For the moment, liberals may be able to stave off disaster by arguing that a confirmation vote shouldn’t take place so close to an election. Republican senators on the political bubble, including Daines of Montana, Tillis of North Carolina, Graham of South Carolina, Ernst of Iowa, McSally of Arizona, Gardner of Colorado, and Collins of Maine — especially Collins, she of the practiced fake-bipartisan stance — may cause a postponement until after Nov, 3. Thereafter, however, they will have nothing to lose, and the McConnell steamroller can roll unimpeded. (Collins, maneuvering desperately, has publicly conceded that Ginsburg’s replacement should be picked by the winner of the November election.)

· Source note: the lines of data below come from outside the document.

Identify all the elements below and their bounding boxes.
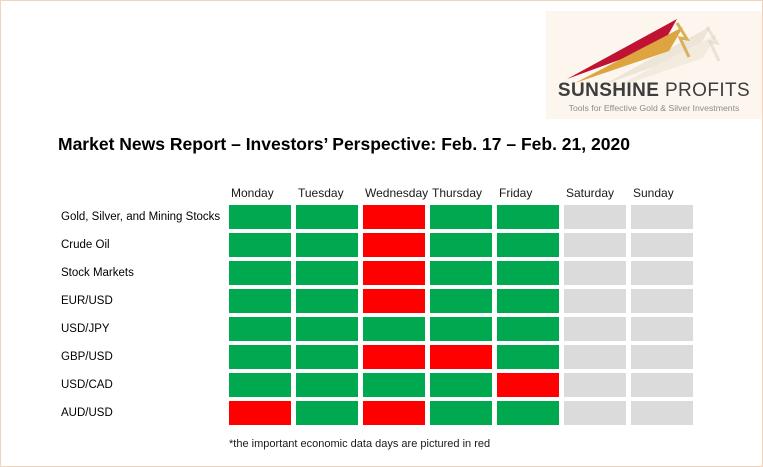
logo-brand-light: PROFITS: [664, 80, 751, 101]
cell-tuesday-row5: [296, 317, 358, 341]
cell-sunday-row7: [631, 373, 693, 397]
column-header-thursday: Thursday: [432, 186, 483, 200]
cell-friday-row7: [497, 373, 559, 397]
cell-sunday-row5: [631, 317, 693, 341]
cell-saturday-row3: [564, 261, 626, 285]
cell-wednesday-row2: [363, 233, 425, 257]
row-label: Stock Markets: [61, 267, 134, 279]
cell-tuesday-row3: [296, 261, 358, 285]
page-title: Market News Report – Investors’ Perspect…: [58, 134, 630, 154]
cell-saturday-row5: [564, 317, 626, 341]
row-label: Crude Oil: [61, 239, 110, 251]
table-corner: [61, 179, 224, 201]
row-label: GBP/USD: [61, 351, 113, 363]
cell-wednesday-row3: [363, 261, 425, 285]
row-label: EUR/USD: [61, 295, 113, 307]
cell-tuesday-row8: [296, 401, 358, 425]
cell-monday-row8: [229, 401, 291, 425]
cell-sunday-row8: [631, 401, 693, 425]
arrow-rays-icon: [567, 19, 721, 89]
column-header-tuesday: Tuesday: [298, 186, 344, 200]
cell-friday-row1: [497, 205, 559, 229]
cell-tuesday-row6: [296, 345, 358, 369]
cell-monday-row5: [229, 317, 291, 341]
logo-wordmark: SUNSHINE PROFITS: [546, 81, 762, 100]
cell-friday-row8: [497, 401, 559, 425]
row-label: USD/JPY: [61, 323, 110, 335]
cell-saturday-row1: [564, 205, 626, 229]
cell-thursday-row1: [430, 205, 492, 229]
cell-wednesday-row6: [363, 345, 425, 369]
cell-friday-row2: [497, 233, 559, 257]
cell-wednesday-row4: [363, 289, 425, 313]
cell-sunday-row4: [631, 289, 693, 313]
column-header-wednesday: Wednesday: [365, 186, 429, 200]
cell-friday-row4: [497, 289, 559, 313]
cell-saturday-row7: [564, 373, 626, 397]
cell-tuesday-row2: [296, 233, 358, 257]
row-label: Gold, Silver, and Mining Stocks: [61, 211, 221, 223]
cell-saturday-row4: [564, 289, 626, 313]
cell-wednesday-row5: [363, 317, 425, 341]
cell-wednesday-row7: [363, 373, 425, 397]
cell-sunday-row1: [631, 205, 693, 229]
cell-monday-row6: [229, 345, 291, 369]
logo-tagline: Tools for Effective Gold & Silver Invest…: [568, 103, 740, 113]
footnote: *the important economic data days are pi…: [229, 438, 491, 450]
column-header-saturday: Saturday: [566, 186, 615, 200]
row-label: AUD/USD: [61, 407, 113, 419]
logo-brand-bold: SUNSHINE: [557, 80, 660, 101]
cell-sunday-row6: [631, 345, 693, 369]
cell-monday-row3: [229, 261, 291, 285]
cell-sunday-row2: [631, 233, 693, 257]
cell-monday-row4: [229, 289, 291, 313]
cell-thursday-row7: [430, 373, 492, 397]
column-header-sunday: Sunday: [633, 186, 674, 200]
column-header-friday: Friday: [499, 186, 533, 200]
cell-thursday-row4: [430, 289, 492, 313]
cell-saturday-row2: [564, 233, 626, 257]
cell-wednesday-row8: [363, 401, 425, 425]
cell-thursday-row5: [430, 317, 492, 341]
cell-thursday-row2: [430, 233, 492, 257]
cell-monday-row7: [229, 373, 291, 397]
cell-tuesday-row7: [296, 373, 358, 397]
cell-thursday-row6: [430, 345, 492, 369]
cell-monday-row1: [229, 205, 291, 229]
cell-thursday-row8: [430, 401, 492, 425]
schedule-table: Monday Tuesday Wednesday Thursday Friday Satu…: [61, 179, 693, 425]
cell-thursday-row3: [430, 261, 492, 285]
cell-monday-row2: [229, 233, 291, 257]
cell-friday-row5: [497, 317, 559, 341]
cell-saturday-row6: [564, 345, 626, 369]
cell-friday-row3: [497, 261, 559, 285]
cell-wednesday-row1: [363, 205, 425, 229]
sunshine-profits-logo: SUNSHINE PROFITS Tools for Effective Gol…: [546, 11, 762, 119]
cell-saturday-row8: [564, 401, 626, 425]
row-label: USD/CAD: [61, 379, 113, 391]
cell-tuesday-row1: [296, 205, 358, 229]
cell-tuesday-row4: [296, 289, 358, 313]
column-header-monday: Monday: [231, 186, 274, 200]
cell-friday-row6: [497, 345, 559, 369]
cell-sunday-row3: [631, 261, 693, 285]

Donald Trump has a major stake in the outcome. His acolytes are steadily pushing him down the authoritarian road toward neo-fascism, and he’s offering no resistance; there’s evidence, in fact, that it’s where he wants to go. Administration threats, some implied and others literal, are skirting the thin edge of constitutionality, and in some cases brazenly crossing over the line.

Roger Stone, longtime Trump associate, whose conviction for fraud and public corruption was commuted by the president, has called upon him to declare martial law against his enemies. Chad Wolf, director of the Department of Homeland Security, has used his agency to carry out Trump’s agenda; he’s dispensed armed enforcers to protest sites to heavy-handedly impose “law and order” and employed customs personnel to harass undocumented migrants, while ignoring at the same time foreign interference in our domestic elections. Trump-anointed Postmaster General Louis DeJoy has openly disrupted and sabotaged the US Postal Service to frustrate voting by mail, improperly slowing mail-order deliveries of medicine in the process.

Then, there’s Attorney General William Barr, the nation’s rotund chief lawyer turned Trump attack dog. Barr, espousing a maximalist view of executive power under the Constitution, believes there are no limits to what his boss can do to impose on the country at large right-wing policies that conveniently mesh with the Christian-conservative social values of his core supporters.

In a reprise of the odious regime of Edwin Meese, hard-line attorney general under Ronald Reagan, Barr is carrying out a divisive campaign of anti-secularism, narrowly construed public morality, an unprecedented melding of church and state, and police-state law enforcement, including proposed application of revived sedition laws. He wants nothing less than a judicially endorsed culture war with the liberal left.

Trump himself has signaled a likely refusal to abide willingly by the results of the upcoming presidential election, should he lose the balloting. This alone would precipitate a constitutional crisis unlike anything since the Civil War. If it comes to pass, the Supreme Court, packed with Trump appointees, will be front and center in addressing the emergency and resolving it — American democracy’s flimsy last line of defense.

Assuming the acquiescence of a conservative-dominated Court that either rubber stamps the abusive actions of Trump administration officials in lawsuits that are sure to come, or approves the continuation of a popularly defeated Trump in office by means of a Bush v. Gore decision on legal steroids, political remedies will absolutely be in order. These might include expanding the size of the Court, or mandating term limits for justices. Whatever the solution, changes will have to come.

Wayne O’Leary is a writer in Orono, Maine, specializing in political economy. He holds a doctorate in American history and is the author of two prizewinning books.